March 31, 2003

McChrystal: Iraqi forces endure ‘significant weakening’

By Vince Crawley
Times staff writer


U.S. troops are making headway as they continue to pound Iraqi Republican Guard units outside Baghdad, a senior Pentagon war planner said Monday.
“We are seeing significant degradation of those forces,” Army Maj. Gen. Stanley McChrystal, vice director of operations for the Joint Staff, told Pentagon reporters on the 12th day of the war to topple Iraqi dictator Saddam Hussein.

“I won’t put an exact number on it, but I’ll say very significant weakening of the forces,” McChrystal said of the comparatively well-equipped Republican Guard.

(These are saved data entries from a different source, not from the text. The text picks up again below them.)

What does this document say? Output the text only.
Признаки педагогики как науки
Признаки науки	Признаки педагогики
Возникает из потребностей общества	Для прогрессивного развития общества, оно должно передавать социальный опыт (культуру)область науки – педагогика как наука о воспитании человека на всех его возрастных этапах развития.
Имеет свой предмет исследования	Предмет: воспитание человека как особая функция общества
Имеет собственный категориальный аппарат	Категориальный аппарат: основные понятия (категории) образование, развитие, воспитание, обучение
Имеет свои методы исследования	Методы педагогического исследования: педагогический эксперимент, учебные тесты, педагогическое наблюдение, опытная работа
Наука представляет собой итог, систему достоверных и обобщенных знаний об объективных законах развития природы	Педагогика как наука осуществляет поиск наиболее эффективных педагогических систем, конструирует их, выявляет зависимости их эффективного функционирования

In addition, he said, war planners are seeing some movement of Republican Guard units to assist other units under intense fire from U.S. troops.

“What we think we’re seeing them do is move to reinforce other forces that have already been significantly degraded,” McChrystal said.

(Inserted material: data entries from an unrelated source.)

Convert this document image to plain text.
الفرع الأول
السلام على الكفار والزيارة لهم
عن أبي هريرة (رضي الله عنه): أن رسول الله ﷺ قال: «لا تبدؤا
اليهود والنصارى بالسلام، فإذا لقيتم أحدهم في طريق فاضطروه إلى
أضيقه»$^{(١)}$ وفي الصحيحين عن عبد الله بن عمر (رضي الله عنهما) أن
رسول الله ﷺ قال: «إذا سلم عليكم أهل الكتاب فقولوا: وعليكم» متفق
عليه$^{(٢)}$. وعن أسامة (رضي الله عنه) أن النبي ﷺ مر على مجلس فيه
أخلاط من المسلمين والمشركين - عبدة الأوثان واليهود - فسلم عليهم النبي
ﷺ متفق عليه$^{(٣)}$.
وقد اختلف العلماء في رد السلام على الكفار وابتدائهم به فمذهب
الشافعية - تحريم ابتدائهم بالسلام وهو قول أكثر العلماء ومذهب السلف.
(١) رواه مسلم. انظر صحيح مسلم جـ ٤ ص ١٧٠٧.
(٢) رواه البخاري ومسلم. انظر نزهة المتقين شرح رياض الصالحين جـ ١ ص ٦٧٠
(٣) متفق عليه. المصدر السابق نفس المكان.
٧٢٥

Iraq continues to position tanks and armored vehicles near houses and other buildings, McChrystal said. “It’s still targetable, but it’s more difficult,” he said.

About 250,000 U.S. troops are in the combat zone, along with about 50,000 coalition allies, chiefly the United Kingdom. Slightly more than one-third of that 300,000-strong force is inside Iraq, McChrystal said, and approximately 2,000 more are arriving in Iraq each day.

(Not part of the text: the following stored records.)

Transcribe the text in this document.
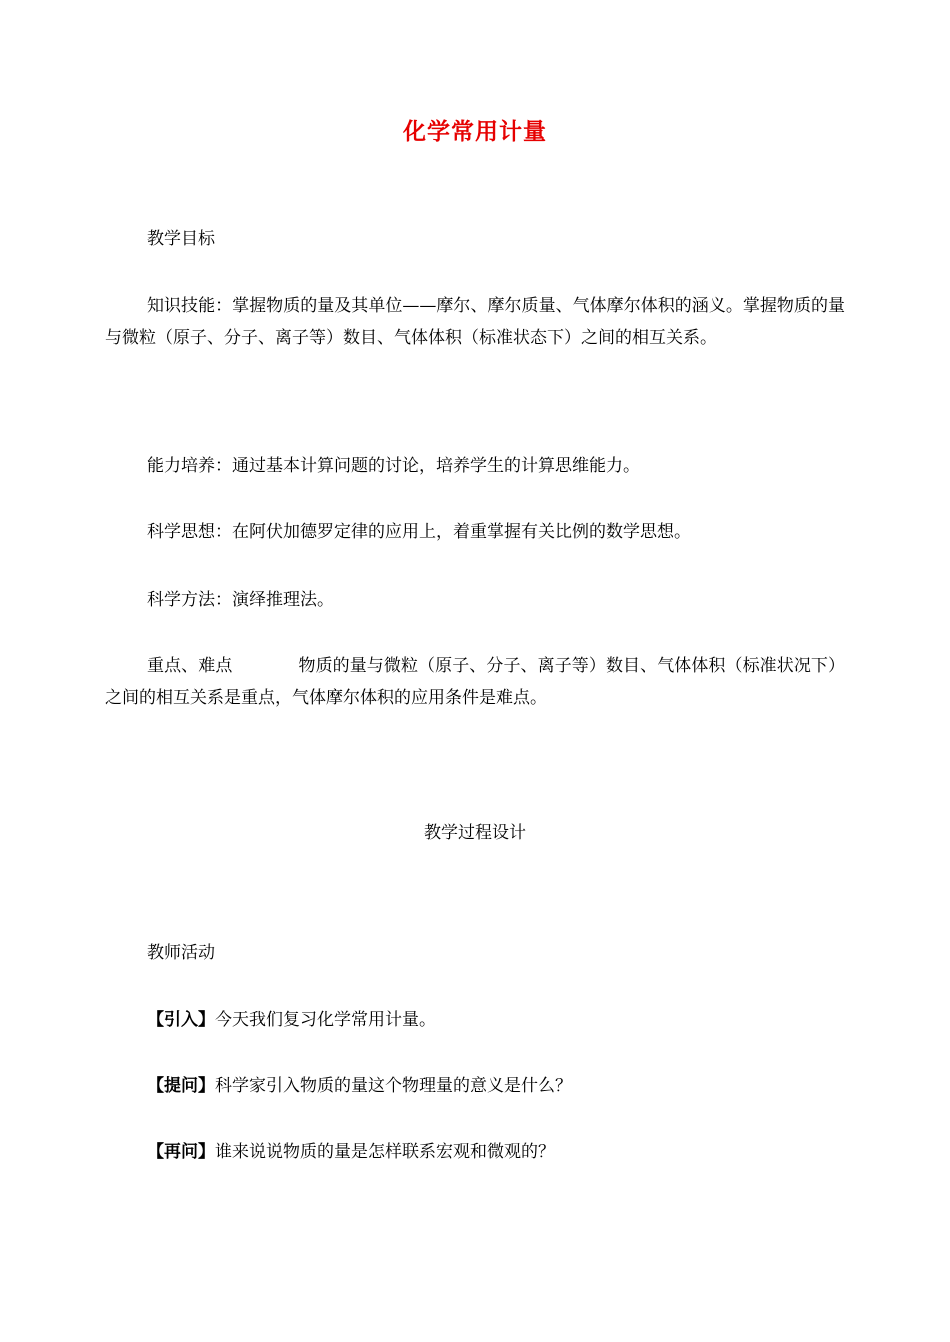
化学常用计量

教学目标

知识技能：掌握物质的量及其单位——摩尔、摩尔质量、气体摩尔体积的涵义。掌握物质的量与微粒（原子、分子、离子等）数目、气体体积（标准状态下）之间的相互关系。

能力培养：通过基本计算问题的讨论，培养学生的计算思维能力。

科学思想：在阿伏加德罗定律的应用上，着重掌握有关比例的数学思想。

科学方法：演绎推理法。

重点、难点	物质的量与微粒（原子、分子、离子等）数目、气体体积（标准状况下）之间的相互关系是重点，气体摩尔体积的应用条件是难点。

教学过程设计

教师活动

【引入】今天我们复习化学常用计量。

【提问】科学家引入物质的量这个物理量的意义是什么？

【再问】谁来说说物质的量是怎样联系宏观和微观的？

Follow-on forces from the 1st Armored and 1st Cavalry Divisions are en route, as are troops from the 2nd and 3rd Armored Cavalry Regiments.

McChrystal said the deployment of these additional forces — totaling another 100,000 — does not represent a shift in the overall war plan. Instead, he said, the original plan called for the phased movement of forces, with the option to halt those deployments if the war was settled quickly. Nearly two weeks into the conflict, Iraqis loyal to Saddam Hussein continue aggressively resisting the U.S.-led invasion, so planners do not yet see a reason to order a halt to the follow-on deployments.